Please see response to point 9

1. Abbreviations: The use of abbreviations when writing a paper has many advantages besides simplicity of expression. To use an abbreviation, first write the abbreviation in parentheses after the full name, and then use the abbreviation from Introduction to the final Conclusion. Abbreviations should only be used if they are repeatedly used and if they are not used again, only the full name should be used. Whether it's an abstract or a text, systematically proofread each abbreviation to make sure there are no abbreviations that have been redefined repeatedly.

Please see response to point 9

1. In cases where abbreviations are used within figures or tables, please list these abbreviations along with their corresponding full names in the figure legends or at the bottom of corresponding tables. If there are two or more abbreviations, arrange them in alphabetical order.

Please see response to point 9

1. Materials and Methods section - When naming a particular chemical company, you must provide location information such as company name, city, and/or state (abbreviation in the USA and Canada) and country. Once you have named a company with the information, you should only mention a company’s name thereafter.

Please see response to point 9

1. Notation of units: In scientific papers, almost all units, except for temperature and percentage, are written with a space between the number and the unit. However, in this paper, numbers and units are written together without spaces in both the figures and the text, which is very distracting.

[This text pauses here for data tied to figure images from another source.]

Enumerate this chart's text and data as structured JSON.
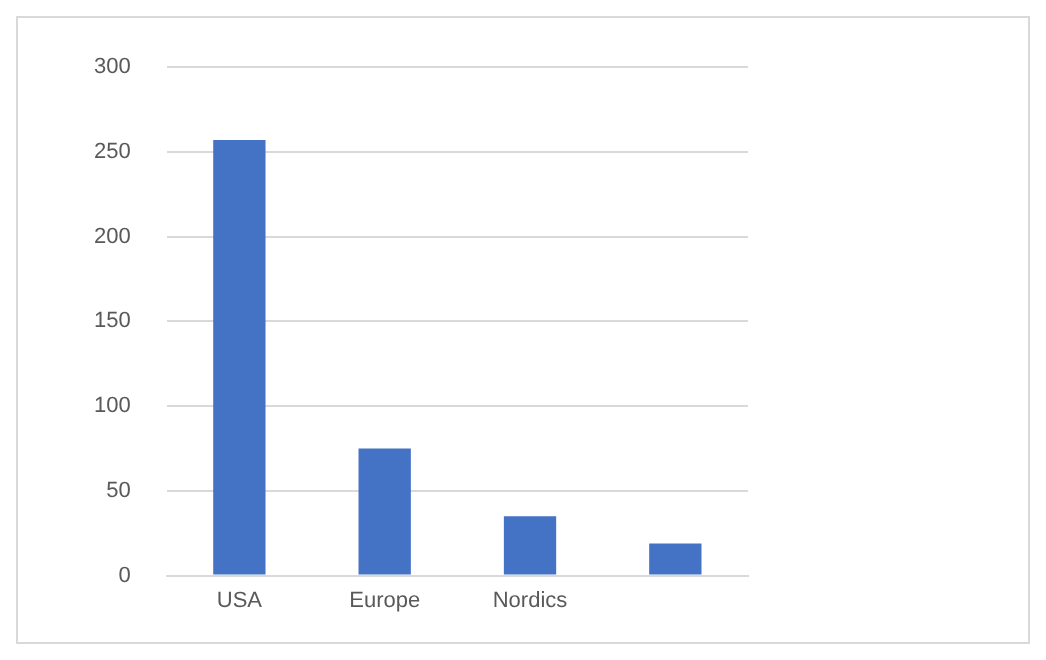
{
  "chart_data": {
    "type": "bar",
    "categories": [
      "USA",
      "Europe",
      "Nordics",
      null
    ],
    "values": [
      257,
      75,
      35,
      19
    ],
    "color": "#4472c4",
    "ylim": [
      0,
      300
    ],
    "yticks": [
      0,
      50,
      100,
      150,
      200,
      250,
      300
    ],
    "grid": "y"
  }
}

We have extensively reviewed and proof-read the revised manuscript and hopefully addressed any potential issues with the English language as the reviewer has helpfully highlighted in comments 5, 6, 7, 8, and 9.

 

1. Figure 2: Typically, each photo is accompanied by a bar scale; however, in this instance, only the final photo features one.

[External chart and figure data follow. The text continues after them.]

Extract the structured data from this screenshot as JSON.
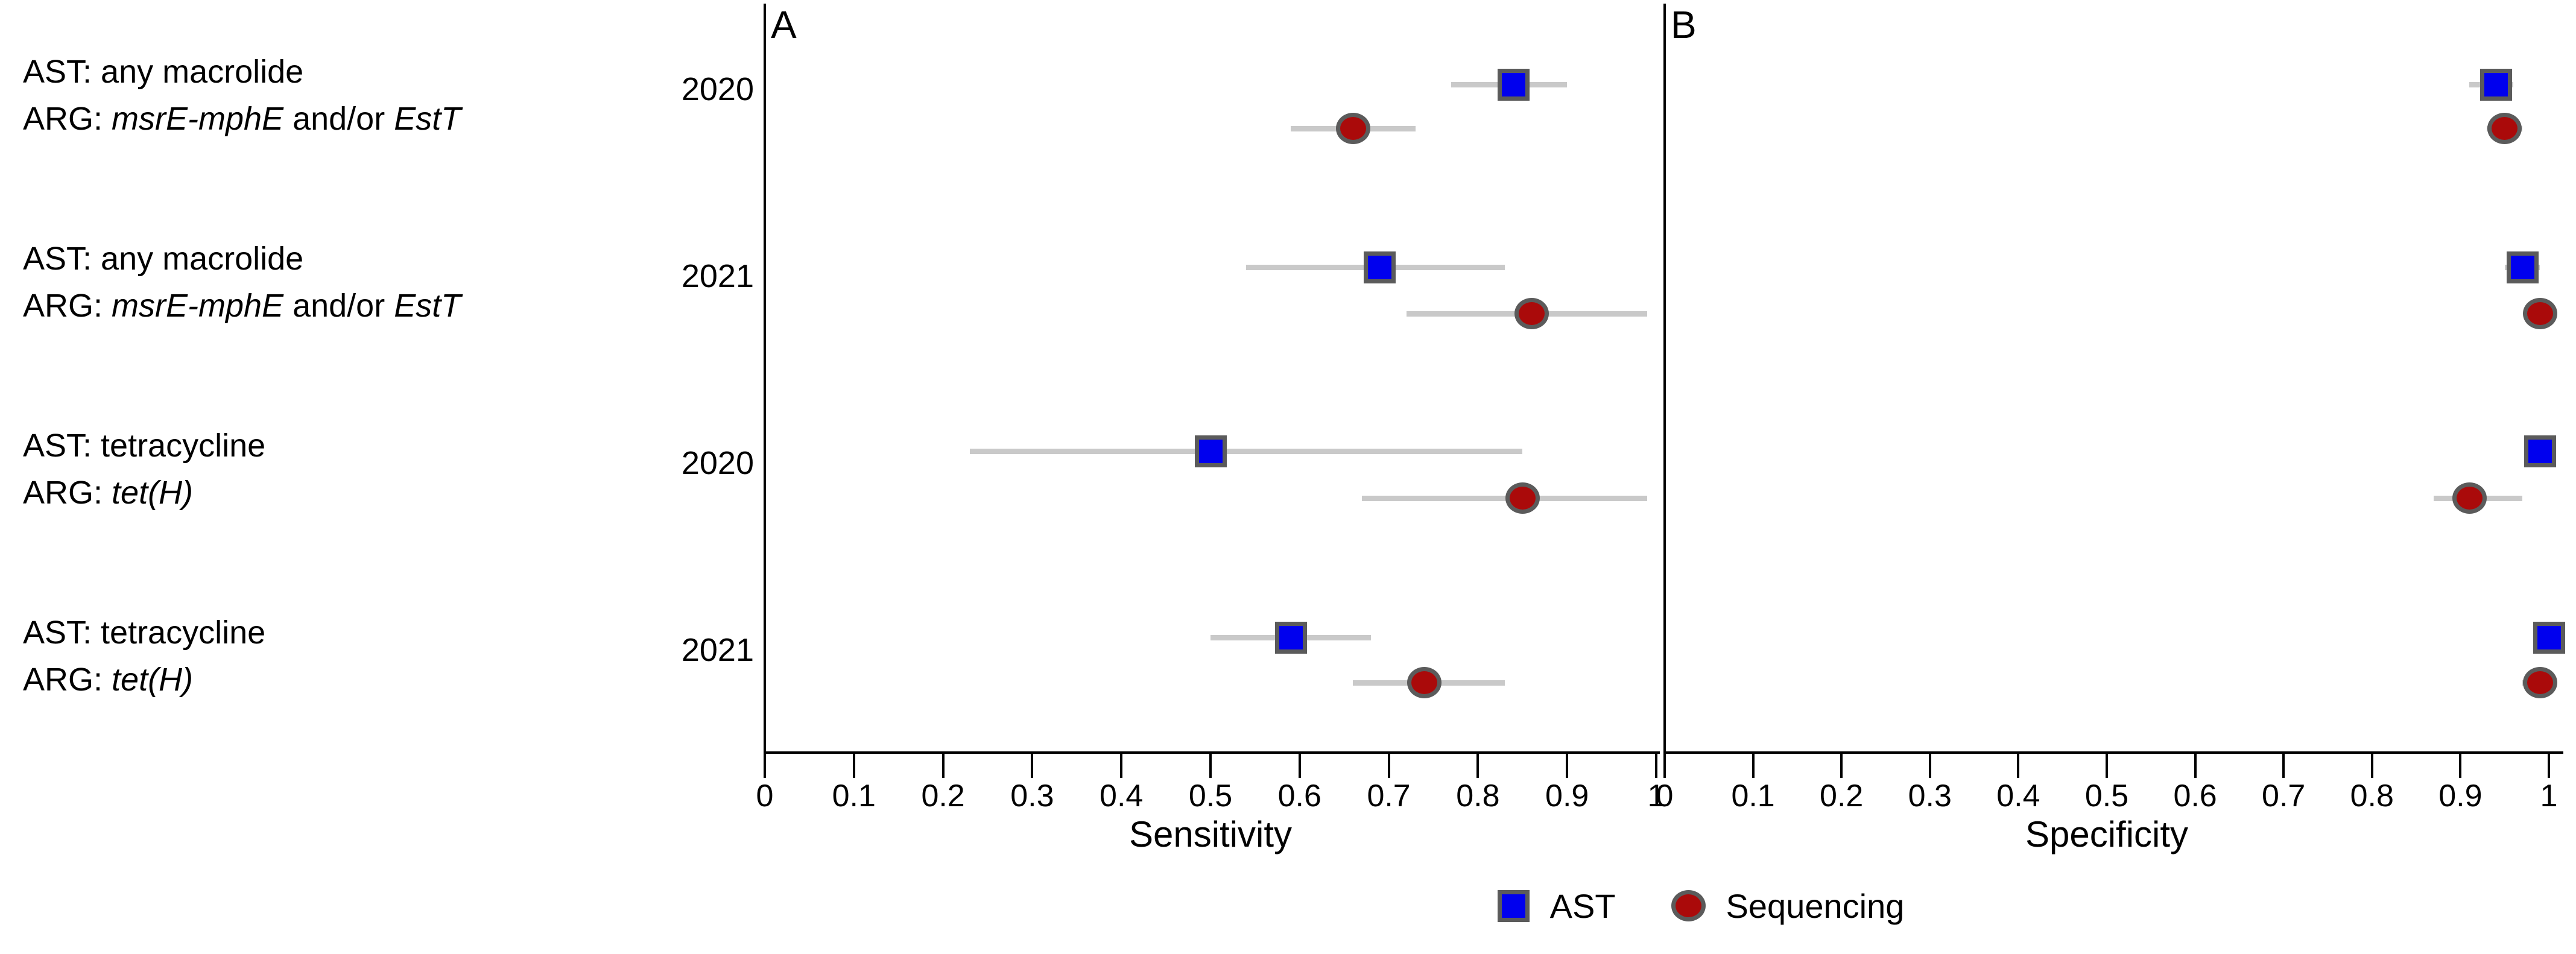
{
  "figure": {
    "panels": [
      {
        "id": "A",
        "letter": "A",
        "xlabel": "Sensitivity"
      },
      {
        "id": "B",
        "letter": "B",
        "xlabel": "Specificity"
      }
    ],
    "legend": {
      "items": [
        {
          "label": "AST",
          "shape": "square",
          "color": "#0000EE"
        },
        {
          "label": "Sequencing",
          "shape": "circle",
          "color": "#AA0A0A"
        }
      ]
    },
    "colors": {
      "ast_fill": "#0000EE",
      "sequencing_fill": "#AA0A0A",
      "marker_border": "#5B5B5B",
      "error_bar": "#C9C9C9",
      "axis": "#000000"
    }
  },
  "groups": [
    {
      "line1": "AST: any macrolide",
      "line2": [
        {
          "t": "ARG: ",
          "i": false
        },
        {
          "t": "msrE-mphE",
          "i": true
        },
        {
          "t": " and/or ",
          "i": false
        },
        {
          "t": "EstT",
          "i": true
        }
      ],
      "year": "2020"
    },
    {
      "line1": "AST: any macrolide",
      "line2": [
        {
          "t": "ARG: ",
          "i": false
        },
        {
          "t": "msrE-mphE",
          "i": true
        },
        {
          "t": " and/or ",
          "i": false
        },
        {
          "t": "EstT",
          "i": true
        }
      ],
      "year": "2021"
    },
    {
      "line1": "AST: tetracycline",
      "line2": [
        {
          "t": "ARG: ",
          "i": false
        },
        {
          "t": "tet(H)",
          "i": true
        }
      ],
      "year": "2020"
    },
    {
      "line1": "AST: tetracycline",
      "line2": [
        {
          "t": "ARG: ",
          "i": false
        },
        {
          "t": "tet(H)",
          "i": true
        }
      ],
      "year": "2021"
    }
  ],
  "chart_data": {
    "type": "scatter",
    "subtype": "paired-forest-plot",
    "grid": false,
    "xlim": [
      0,
      1
    ],
    "x_tick_values": [
      0,
      0.1,
      0.2,
      0.3,
      0.4,
      0.5,
      0.6,
      0.7,
      0.8,
      0.9,
      1
    ],
    "x_tick_labels": [
      "0",
      "0.1",
      "0.2",
      "0.3",
      "0.4",
      "0.5",
      "0.6",
      "0.7",
      "0.8",
      "0.9",
      "1"
    ],
    "legend_position": "bottom-center",
    "row_categories": [
      "AST: any macrolide / ARG: msrE-mphE and/or EstT — 2020",
      "AST: any macrolide / ARG: msrE-mphE and/or EstT — 2021",
      "AST: tetracycline / ARG: tet(H) — 2020",
      "AST: tetracycline / ARG: tet(H) — 2021"
    ],
    "panels": [
      {
        "id": "A",
        "xlabel": "Sensitivity",
        "series": [
          {
            "name": "AST",
            "marker": "square",
            "points": [
              {
                "group": 0,
                "value": 0.84,
                "ci_low": 0.77,
                "ci_high": 0.9
              },
              {
                "group": 1,
                "value": 0.69,
                "ci_low": 0.54,
                "ci_high": 0.83
              },
              {
                "group": 2,
                "value": 0.5,
                "ci_low": 0.23,
                "ci_high": 0.85
              },
              {
                "group": 3,
                "value": 0.59,
                "ci_low": 0.5,
                "ci_high": 0.68
              }
            ]
          },
          {
            "name": "Sequencing",
            "marker": "circle",
            "points": [
              {
                "group": 0,
                "value": 0.66,
                "ci_low": 0.59,
                "ci_high": 0.73
              },
              {
                "group": 1,
                "value": 0.86,
                "ci_low": 0.72,
                "ci_high": 0.99
              },
              {
                "group": 2,
                "value": 0.85,
                "ci_low": 0.67,
                "ci_high": 0.99
              },
              {
                "group": 3,
                "value": 0.74,
                "ci_low": 0.66,
                "ci_high": 0.83
              }
            ]
          }
        ]
      },
      {
        "id": "B",
        "xlabel": "Specificity",
        "series": [
          {
            "name": "AST",
            "marker": "square",
            "points": [
              {
                "group": 0,
                "value": 0.94,
                "ci_low": 0.91,
                "ci_high": 0.96
              },
              {
                "group": 1,
                "value": 0.97,
                "ci_low": 0.95,
                "ci_high": 0.99
              },
              {
                "group": 2,
                "value": 0.99,
                "ci_low": 0.99,
                "ci_high": 0.99
              },
              {
                "group": 3,
                "value": 1.0,
                "ci_low": 1.0,
                "ci_high": 1.0
              }
            ]
          },
          {
            "name": "Sequencing",
            "marker": "circle",
            "points": [
              {
                "group": 0,
                "value": 0.95,
                "ci_low": 0.93,
                "ci_high": 0.97
              },
              {
                "group": 1,
                "value": 0.99,
                "ci_low": 0.98,
                "ci_high": 1.0
              },
              {
                "group": 2,
                "value": 0.91,
                "ci_low": 0.87,
                "ci_high": 0.97
              },
              {
                "group": 3,
                "value": 0.99,
                "ci_low": 0.97,
                "ci_high": 1.0
              }
            ]
          }
        ]
      }
    ]
  }
}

We have now included error bars on each figure as highlighted by the reviewer

 

[Minor concerns]

1. Figure 1a: ‘KDa’ should be written as ‘kDa’.

Figure has been adjusted accordingly

1. Table 3: IC50 should be written as IC₅₀.

Table has been adjusted accordingly

1. Line 429: In the case of human genes, they should be written in italics.

This has been adjusted

1. References: Adjust the citation style of the references to conform to the cells guidelines, and ensure that any missing volume and page numbers are accurately included. Examples: 1, 2, 3, 5, 6, 7, 22, 32, 33, etc.

Please see response to point 9 above

Round 2

Reviewer 1 Report

Comments and Suggestions for Authors

The authors have addressed all concerns.

Reviewer 3 Report

Comments and Suggestions for Authors

Most of the issues pointed out during the first review process have been appropriately corrected, and the completeness of the paper has also improved. Therefore, I recommend that this paper be accepted.